Often what we are really interested in are the Q values for different individuals. It is thus important to assess how much those differ between runs. One way to do that is to plot the estimated Q values in each rep > 1 with those in the first rep. To do that, we can add the rep1 results (at each K) to the data frame of results:
Qs <- L$q %>%
filter(Rep == 1) %>% # get just the first rep
group_by(K, Index, cluster_relabeled) %>% # group by these to preserve the columns
transmute(rep1_cluster = cluster_relabeled, rep1_prob = probability) %>% # rename columns
ungroup %>%
inner_join(L$q) %>% # slap those values back on the original data frame matching K and Rep
filter(Rep != 1) %>% # toss out the rows comparing Rep 1 to Rep 1
mutate(which_cluster = paste(rep1_cluster)) # name a new column with something better for the plot
Joining by: c("K", "Index", "cluster_relabeled")
Here is what that data frame looks like:
Qs
Source: local data frame [6,080 x 13]
K Index cluster_relabeled rep1_cluster rep1_prob Rep Label Miss Pop
1 1 1 1 1 1 2 Z12 0 3
2 1 1 1 1 1 3 Z12 0 3
3 1 2 1 1 1 2 Z13 0 3
4 1 2 1 1 1 3 Z13 0 3
5 1 3 1 1 1 2 Z14 0 3
6 1 3 1 1 1 3 Z14 0 3
7 1 4 1 1 1 2 Z15 0 3
8 1 4 1 1 1 3 Z15 0 3
9 1 5 1 1 1 2 Z16 0 3
10 1 5 1 1 1 3 Z16 0 3
.. . ... ... ... ... ... ... ... ...
Variables not shown: cluster (fctr), probability (dbl), mp (int),
which_cluster (chr)
And now it is easy to compare the Q values in each Rep after Rep 1 with the Q values in Rep 1:
ggplot(Qs, aes(x = rep1_prob, y = probability, colour = which_cluster)) +
geom_point() +
facet_grid(K ~ Rep)
This is interesting as it shows that for K=2 the three runs all converged to pretty much the same Q values. The “wiggle” off the \(y=x\) line there is due to Monte Carlo variance, but not caused from the chains converging to very different parts of the space, as is clear what has happened for some of the replicates for K=3 and K=4.

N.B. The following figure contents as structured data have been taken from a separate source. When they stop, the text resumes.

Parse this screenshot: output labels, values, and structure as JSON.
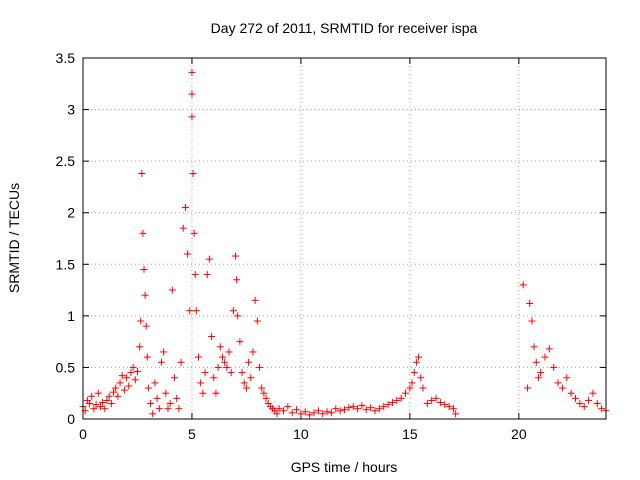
{
  "chart_data": {
    "type": "scatter",
    "title": "Day 272 of 2011, SRMTID for receiver ispa",
    "xlabel": "GPS time / hours",
    "ylabel": "SRMTID / TECUs",
    "xlim": [
      0,
      24
    ],
    "ylim": [
      0,
      3.5
    ],
    "xticks": [
      0,
      5,
      10,
      15,
      20
    ],
    "xtick_labels": [
      "0",
      "5",
      "10",
      "15",
      "20"
    ],
    "yticks": [
      0,
      0.5,
      1,
      1.5,
      2,
      2.5,
      3,
      3.5
    ],
    "ytick_labels": [
      "0",
      "0.5",
      "1",
      "1.5",
      "2",
      "2.5",
      "3",
      "3.5"
    ],
    "grid": true,
    "marker": "+",
    "color": "#ff0000",
    "series": [
      {
        "name": "SRMTID",
        "x": [
          0.0,
          0.1,
          0.2,
          0.3,
          0.4,
          0.5,
          0.6,
          0.7,
          0.8,
          0.9,
          1.0,
          1.1,
          1.2,
          1.3,
          1.4,
          1.5,
          1.6,
          1.7,
          1.8,
          1.9,
          2.0,
          2.1,
          2.2,
          2.3,
          2.4,
          2.5,
          2.6,
          2.65,
          2.7,
          2.75,
          2.8,
          2.85,
          2.9,
          2.95,
          3.0,
          3.1,
          3.2,
          3.3,
          3.4,
          3.5,
          3.6,
          3.7,
          3.8,
          3.9,
          4.0,
          4.1,
          4.2,
          4.3,
          4.4,
          4.5,
          4.6,
          4.7,
          4.8,
          4.9,
          5.0,
          5.0,
          5.0,
          5.05,
          5.1,
          5.15,
          5.2,
          5.3,
          5.4,
          5.5,
          5.6,
          5.7,
          5.8,
          5.9,
          6.0,
          6.1,
          6.2,
          6.3,
          6.4,
          6.5,
          6.6,
          6.7,
          6.8,
          6.9,
          7.0,
          7.05,
          7.1,
          7.2,
          7.3,
          7.4,
          7.5,
          7.6,
          7.7,
          7.8,
          7.9,
          8.0,
          8.1,
          8.2,
          8.3,
          8.4,
          8.5,
          8.6,
          8.7,
          8.8,
          8.9,
          9.0,
          9.2,
          9.4,
          9.6,
          9.8,
          10.0,
          10.2,
          10.4,
          10.6,
          10.8,
          11.0,
          11.2,
          11.4,
          11.6,
          11.8,
          12.0,
          12.2,
          12.4,
          12.6,
          12.8,
          13.0,
          13.2,
          13.4,
          13.6,
          13.8,
          14.0,
          14.2,
          14.4,
          14.6,
          14.8,
          15.0,
          15.1,
          15.2,
          15.3,
          15.4,
          15.5,
          15.6,
          15.8,
          16.0,
          16.2,
          16.4,
          16.6,
          16.8,
          17.0,
          17.1,
          20.2,
          20.4,
          20.5,
          20.6,
          20.7,
          20.8,
          20.9,
          21.0,
          21.2,
          21.4,
          21.6,
          21.8,
          22.0,
          22.2,
          22.4,
          22.6,
          22.8,
          23.0,
          23.2,
          23.4,
          23.6,
          23.8,
          24.0
        ],
        "y": [
          0.12,
          0.08,
          0.18,
          0.15,
          0.22,
          0.1,
          0.14,
          0.25,
          0.12,
          0.16,
          0.1,
          0.18,
          0.22,
          0.15,
          0.26,
          0.3,
          0.22,
          0.35,
          0.42,
          0.28,
          0.4,
          0.32,
          0.45,
          0.5,
          0.38,
          0.46,
          0.7,
          0.95,
          2.38,
          1.8,
          1.45,
          1.2,
          0.9,
          0.6,
          0.3,
          0.15,
          0.05,
          0.35,
          0.2,
          0.1,
          0.55,
          0.65,
          0.25,
          0.1,
          0.15,
          1.25,
          0.4,
          0.2,
          0.1,
          0.55,
          1.85,
          2.05,
          1.6,
          1.05,
          3.36,
          3.15,
          2.93,
          2.38,
          1.8,
          1.4,
          1.05,
          0.6,
          0.35,
          0.25,
          0.45,
          1.4,
          1.55,
          0.8,
          0.4,
          0.25,
          0.5,
          0.7,
          0.6,
          0.55,
          0.5,
          0.65,
          0.45,
          1.05,
          1.58,
          1.35,
          1.0,
          0.75,
          0.45,
          0.35,
          0.3,
          0.55,
          0.4,
          0.65,
          1.15,
          0.95,
          0.5,
          0.3,
          0.25,
          0.2,
          0.15,
          0.12,
          0.1,
          0.08,
          0.05,
          0.1,
          0.08,
          0.12,
          0.06,
          0.09,
          0.05,
          0.07,
          0.04,
          0.06,
          0.08,
          0.05,
          0.07,
          0.06,
          0.1,
          0.08,
          0.09,
          0.11,
          0.12,
          0.1,
          0.13,
          0.09,
          0.11,
          0.08,
          0.1,
          0.12,
          0.14,
          0.16,
          0.18,
          0.2,
          0.25,
          0.3,
          0.35,
          0.45,
          0.55,
          0.6,
          0.4,
          0.3,
          0.15,
          0.18,
          0.2,
          0.16,
          0.14,
          0.12,
          0.1,
          0.05,
          1.3,
          0.3,
          1.12,
          0.95,
          0.7,
          0.55,
          0.4,
          0.45,
          0.6,
          0.68,
          0.5,
          0.35,
          0.3,
          0.4,
          0.25,
          0.2,
          0.15,
          0.12,
          0.18,
          0.25,
          0.15,
          0.1,
          0.08
        ]
      }
    ]
  }
}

Let’s see if we can tighten up that Monte Carlo variance be doing longer runs. I have made a new directory LongerRun with the structure GUI and set it up to to 5000 burn in and 45000 sweeps after burn in. Once again, you have to ensure that the RANDOMIZE setting in the mainparams file in that directory is set to 0. Let’s do 4 reps at K=2 to see how that works out.
# do the runs
setwd("~/Desktop/scot-cats/LongerRun") # this must be changed on other computers
structure_runs(outdir = "r-runs-2", K = 2, reps = 4, seed = 9876)
Then slurp up the results
setwd("~/Desktop/scot-cats/LongerRun") # this must be changed on other computers
L2 <- read_and_process_structure_output("r-runs-2")
reading files
finding label permutations for the reps
relabeling the traces and results
Then, compare rep 1 to the others:
# format the data frame
Qs2 <- L2$q %>%
filter(Rep == 1) %>% # get just the first rep
group_by(K, Index, cluster_relabeled) %>% # group by these to preserve the columns
transmute(rep1_cluster = cluster_relabeled, rep1_prob = probability) %>% # rename columns
ungroup %>%
inner_join(L2$q) %>% # slap those values back on the original data frame matching K and Rep
filter(Rep != 1) %>% # toss out the rows comparing Rep 1 to Rep 1
mutate(which_cluster = paste(rep1_cluster)) # name a new column with something better for the plot
Joining by: c("K", "Index", "cluster_relabeled")
# plot those up:
ggplot(Qs2, aes(x = rep1_prob, y = probability, colour = which_cluster)) +
geom_point() +
facet_wrap( ~ Rep, ncol = 3)
Those look pretty concordant apart from a few individuals.